Gönüllü Avukatlar Kurulu'nun basın açıklamasından satır başları:
-200'ü aşkın avukat yapılan basın açıklamasına katıldı. İzmir Barosu tarafından dağıtlan cübbe odasında cübbe kalmadı çoğu avukat cübbesiz açıklamaya katıldı.
-Müdafi olarak 15 avukat davaya bakıyor. 60'ın üzerinden avukat davaya Müdafi olmak istedi. Bu sayının artması bekliyor
-Belediye çalışanları da açıklama destek verdi. Açıklamanın ardından İzmir Laiktir, Laik Kalacak sloganı atıldı.
Dilekçede neler var?
Avukatların İzmir 10. Ağır Ceza Mahkemesi'ne verdikleri kısıtlama kararının kaldırılması dilekçesinde, 'Kısıtlama kararının kaldırılması, kısıtlamanın istisnası niteliğindeki (CMK) m.153/3 kapsamındaki) belgelerin bir listesinin çıkarılarak müdafi avukatlara verilmesi' istendi.

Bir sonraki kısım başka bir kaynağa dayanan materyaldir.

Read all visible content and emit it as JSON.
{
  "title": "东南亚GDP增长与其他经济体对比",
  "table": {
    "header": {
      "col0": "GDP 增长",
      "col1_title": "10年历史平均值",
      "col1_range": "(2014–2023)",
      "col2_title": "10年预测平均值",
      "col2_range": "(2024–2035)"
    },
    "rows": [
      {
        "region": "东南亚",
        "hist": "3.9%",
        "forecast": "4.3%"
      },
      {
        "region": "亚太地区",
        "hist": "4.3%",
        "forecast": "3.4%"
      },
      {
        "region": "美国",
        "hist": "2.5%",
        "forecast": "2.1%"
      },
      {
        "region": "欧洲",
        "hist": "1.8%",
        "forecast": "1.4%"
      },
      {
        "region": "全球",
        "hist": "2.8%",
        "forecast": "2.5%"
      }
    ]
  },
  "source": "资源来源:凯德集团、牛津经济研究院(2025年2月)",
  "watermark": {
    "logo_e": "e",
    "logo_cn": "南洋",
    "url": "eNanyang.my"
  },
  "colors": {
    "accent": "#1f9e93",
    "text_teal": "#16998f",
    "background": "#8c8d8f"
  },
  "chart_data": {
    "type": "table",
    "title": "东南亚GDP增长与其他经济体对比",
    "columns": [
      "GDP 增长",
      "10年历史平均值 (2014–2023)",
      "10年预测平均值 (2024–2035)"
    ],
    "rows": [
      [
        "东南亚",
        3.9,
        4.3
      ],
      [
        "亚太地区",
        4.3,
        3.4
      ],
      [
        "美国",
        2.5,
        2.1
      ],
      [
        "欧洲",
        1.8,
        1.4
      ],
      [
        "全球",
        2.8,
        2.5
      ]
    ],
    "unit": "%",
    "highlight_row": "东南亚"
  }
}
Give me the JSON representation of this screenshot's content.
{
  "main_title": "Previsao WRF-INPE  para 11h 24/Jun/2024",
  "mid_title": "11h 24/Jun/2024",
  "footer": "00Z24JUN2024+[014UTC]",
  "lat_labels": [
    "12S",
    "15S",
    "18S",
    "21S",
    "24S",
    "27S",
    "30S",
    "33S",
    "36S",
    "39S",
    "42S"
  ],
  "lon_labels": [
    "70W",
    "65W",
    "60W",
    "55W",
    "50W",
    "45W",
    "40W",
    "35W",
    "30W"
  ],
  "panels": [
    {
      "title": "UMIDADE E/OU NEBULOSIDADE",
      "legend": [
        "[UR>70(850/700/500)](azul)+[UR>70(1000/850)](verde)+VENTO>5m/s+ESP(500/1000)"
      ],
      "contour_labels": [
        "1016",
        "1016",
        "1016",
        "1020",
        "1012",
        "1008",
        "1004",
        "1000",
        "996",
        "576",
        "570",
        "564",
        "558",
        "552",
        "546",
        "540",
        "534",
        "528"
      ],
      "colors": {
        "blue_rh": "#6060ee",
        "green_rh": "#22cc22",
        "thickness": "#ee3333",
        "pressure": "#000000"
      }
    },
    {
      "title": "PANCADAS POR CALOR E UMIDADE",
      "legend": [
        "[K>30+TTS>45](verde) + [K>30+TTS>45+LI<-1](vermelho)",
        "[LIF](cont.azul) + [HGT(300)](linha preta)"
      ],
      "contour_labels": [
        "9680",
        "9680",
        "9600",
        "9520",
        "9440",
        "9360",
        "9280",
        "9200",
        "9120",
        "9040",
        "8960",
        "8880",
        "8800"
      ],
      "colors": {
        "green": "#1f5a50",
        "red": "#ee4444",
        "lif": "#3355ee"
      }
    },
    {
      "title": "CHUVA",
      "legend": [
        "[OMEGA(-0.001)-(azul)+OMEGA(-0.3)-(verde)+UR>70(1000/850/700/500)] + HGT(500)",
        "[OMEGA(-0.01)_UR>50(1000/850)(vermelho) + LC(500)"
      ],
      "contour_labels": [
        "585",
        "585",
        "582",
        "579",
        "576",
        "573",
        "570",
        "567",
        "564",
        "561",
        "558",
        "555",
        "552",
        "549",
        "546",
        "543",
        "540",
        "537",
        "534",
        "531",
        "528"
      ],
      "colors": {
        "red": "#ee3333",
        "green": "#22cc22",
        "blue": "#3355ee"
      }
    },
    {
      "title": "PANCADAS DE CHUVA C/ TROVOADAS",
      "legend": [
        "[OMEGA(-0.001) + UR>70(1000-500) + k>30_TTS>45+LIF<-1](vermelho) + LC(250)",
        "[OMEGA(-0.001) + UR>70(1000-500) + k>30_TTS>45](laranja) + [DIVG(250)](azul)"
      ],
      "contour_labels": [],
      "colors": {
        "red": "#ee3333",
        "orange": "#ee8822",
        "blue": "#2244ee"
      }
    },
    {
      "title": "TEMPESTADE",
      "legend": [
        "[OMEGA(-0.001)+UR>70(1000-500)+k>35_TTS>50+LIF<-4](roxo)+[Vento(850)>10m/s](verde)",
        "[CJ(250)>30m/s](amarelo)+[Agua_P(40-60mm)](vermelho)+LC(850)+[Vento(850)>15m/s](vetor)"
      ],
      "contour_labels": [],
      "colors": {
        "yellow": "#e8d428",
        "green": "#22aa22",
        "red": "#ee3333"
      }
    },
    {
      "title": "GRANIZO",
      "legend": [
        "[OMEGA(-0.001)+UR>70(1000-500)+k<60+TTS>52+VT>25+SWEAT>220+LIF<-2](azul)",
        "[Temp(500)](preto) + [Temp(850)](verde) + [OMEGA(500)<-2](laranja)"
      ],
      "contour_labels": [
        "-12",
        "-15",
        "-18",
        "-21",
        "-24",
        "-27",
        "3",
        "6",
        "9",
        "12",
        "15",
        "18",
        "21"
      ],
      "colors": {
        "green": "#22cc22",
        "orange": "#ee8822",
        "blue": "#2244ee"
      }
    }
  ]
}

Dilekçede, 'İletişime müdahale ve teknik izleme ve bilgisayar ve kütüklerinde yapılan aramalara ilişkin kararlar ve bu kararlar neticesinde elde edilen deliller hukuka aykırıdır' ifadesi dikkat çekti. Söz konusu dilekçede, savunma hakkının ihlal edildiği vurgulandı.

BİR İLK YAŞANIYOR
İzmir'de ilk defa işçiler, Adliye'ye gelip slogan atarak, Başkan Kocaoğlu'na sahip çıkıyor.